RNA Interference With Zilebesiran for Mild to Moderate Hypertension: The KARDIA-1 Randomized Clinical Trial

Collaborators, Affiliations

RNA Interference With Zilebesiran for Mild to Moderate Hypertension: The KARDIA-1 Randomized Clinical Trial

George L Bakris et al. JAMA. .

Abstract

Importance: Angiotensinogen is the most upstream precursor of the renin-angiotensin-aldosterone system, a key pathway in blood pressure (BP) regulation. Zilebesiran, an investigational RNA interference therapeutic, targets hepatic angiotensinogen synthesis.

Objective: To evaluate antihypertensive efficacy and safety of different zilebesiran dosing regimens.

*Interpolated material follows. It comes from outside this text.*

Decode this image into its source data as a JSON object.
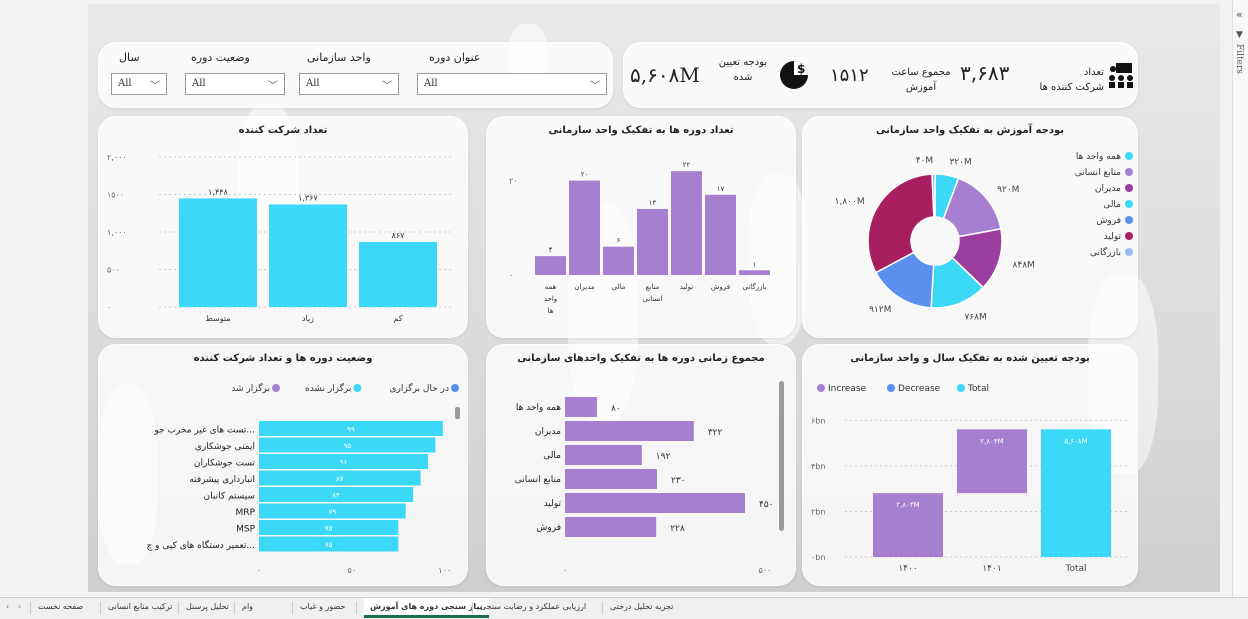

Design, setting, and participants: This phase 2, randomized, double-blind, dose-ranging study of zilebesiran vs placebo was performed at 78 sites across 4 countries. Screening initiation occurred in July 2021 and the last patient visit of the 6-month study occurred in June 2023. Adults with mild to moderate hypertension, defined as daytime mean ambulatory systolic BP (SBP) of 135 to 160 mm Hg following antihypertensive washout, were randomized.

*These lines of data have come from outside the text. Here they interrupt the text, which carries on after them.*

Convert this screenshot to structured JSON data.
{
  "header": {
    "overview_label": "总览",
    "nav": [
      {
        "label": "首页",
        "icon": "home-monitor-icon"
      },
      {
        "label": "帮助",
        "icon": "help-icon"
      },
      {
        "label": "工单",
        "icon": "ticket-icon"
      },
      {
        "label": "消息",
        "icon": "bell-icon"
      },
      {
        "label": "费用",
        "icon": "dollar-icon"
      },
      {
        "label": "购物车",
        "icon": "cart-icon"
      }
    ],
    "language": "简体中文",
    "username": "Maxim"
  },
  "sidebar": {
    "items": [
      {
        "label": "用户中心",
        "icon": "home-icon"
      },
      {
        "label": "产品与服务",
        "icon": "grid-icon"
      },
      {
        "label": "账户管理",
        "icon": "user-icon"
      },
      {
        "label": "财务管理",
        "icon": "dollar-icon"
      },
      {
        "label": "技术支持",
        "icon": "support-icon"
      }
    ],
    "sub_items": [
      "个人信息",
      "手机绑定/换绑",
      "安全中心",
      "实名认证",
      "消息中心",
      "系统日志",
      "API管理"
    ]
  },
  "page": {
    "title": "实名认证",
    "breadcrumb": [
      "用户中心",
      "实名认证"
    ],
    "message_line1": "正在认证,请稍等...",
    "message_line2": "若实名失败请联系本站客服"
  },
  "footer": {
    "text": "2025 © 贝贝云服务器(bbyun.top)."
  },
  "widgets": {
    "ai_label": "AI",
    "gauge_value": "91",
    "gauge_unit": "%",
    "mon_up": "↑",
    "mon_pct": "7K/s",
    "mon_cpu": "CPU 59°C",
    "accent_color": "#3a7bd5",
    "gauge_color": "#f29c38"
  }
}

Interventions: Randomization to 1 of 4 subcutaneous zilebesiran regimens (150, 300, or 600 mg once every 6 months or 300 mg once every 3 months) or placebo (once every 3 months) for 6 months.

Main outcomes and measures: The primary end point was between-group difference in least-squares mean (LSM) change from baseline to month 3 in 24-hour mean ambulatory SBP.

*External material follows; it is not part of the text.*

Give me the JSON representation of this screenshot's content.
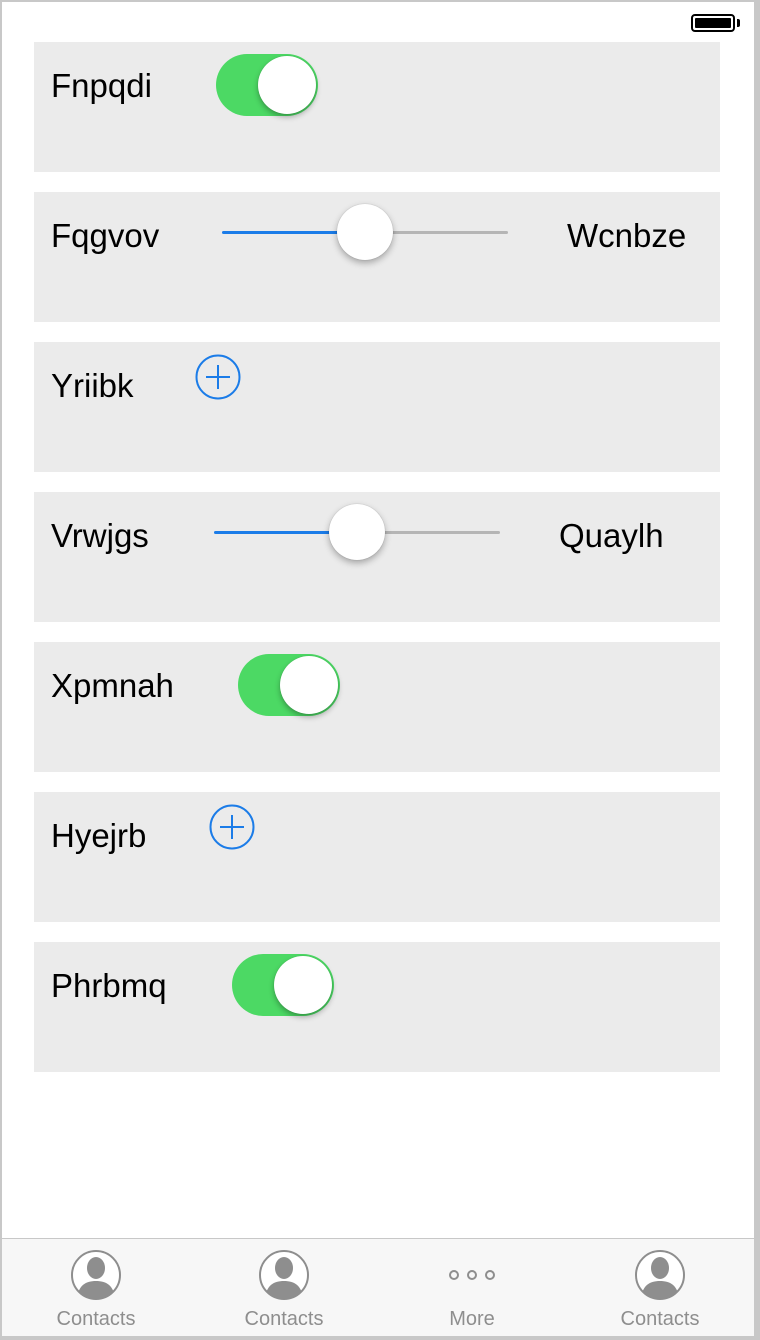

Results: Of 394 randomized patients, 377 (302 receiving zilebesiran and 75 receiving placebo) comprised the full analysis set (93 Black patients [24.7%]; 167 [44.3%] women; mean [SD] age, 57 [11] years). At 3 months, 24-hour mean ambulatory SBP changes from baseline were -7.3 mm Hg (95% CI, -10.3 to -4.4) with zilebesiran, 150 mg, once every 6 months; -10.0 mm Hg (95% CI, -12.0 to -7.9) with zilebesiran, 300 mg, once every 3 months or every 6 months; -8.9 mm Hg (95% CI, -11.9 to -6.0) with zilebesiran, 600 mg, once every 6 months; and 6.8 mm Hg (95% CI, 3.6-9.9) with placebo. LSM differences vs placebo in change from baseline to month 3 were -14.1 mm Hg (95% CI, -19.2 to -9.0; P < .001) with zilebesiran, 150 mg, once every 6 months; -16.7 mm Hg (95% CI, -21.2 to -12.3; P < .001) with zilebesiran, 300 mg, once every 3 months or every 6 months; and -15.7 mm Hg (95% CI, -20.8 to -10.6; P < .001) with zilebesiran, 600 mg, once every 6 months. Over 6 months, 60.9% of patients receiving zilebesiran had adverse events vs 50.7% patients receiving placebo and 3.6% had serious adverse events vs 6.7% receiving placebo. Nonserious drug-related adverse events occurred in 16.9% of zilebesiran-treated patients (principally injection site reactions and mild hyperkalemia) and 8.0% of placebo-treated patients.

Conclusions and relevance: In adults with mild to moderate hypertension, treatment with zilebesiran across a range of doses at 3-month or 6-month intervals significantly reduced 24-hour mean ambulatory SBP at month 3.

Trial registration: ClinicalTrials.gov Identifier: NCT04936035.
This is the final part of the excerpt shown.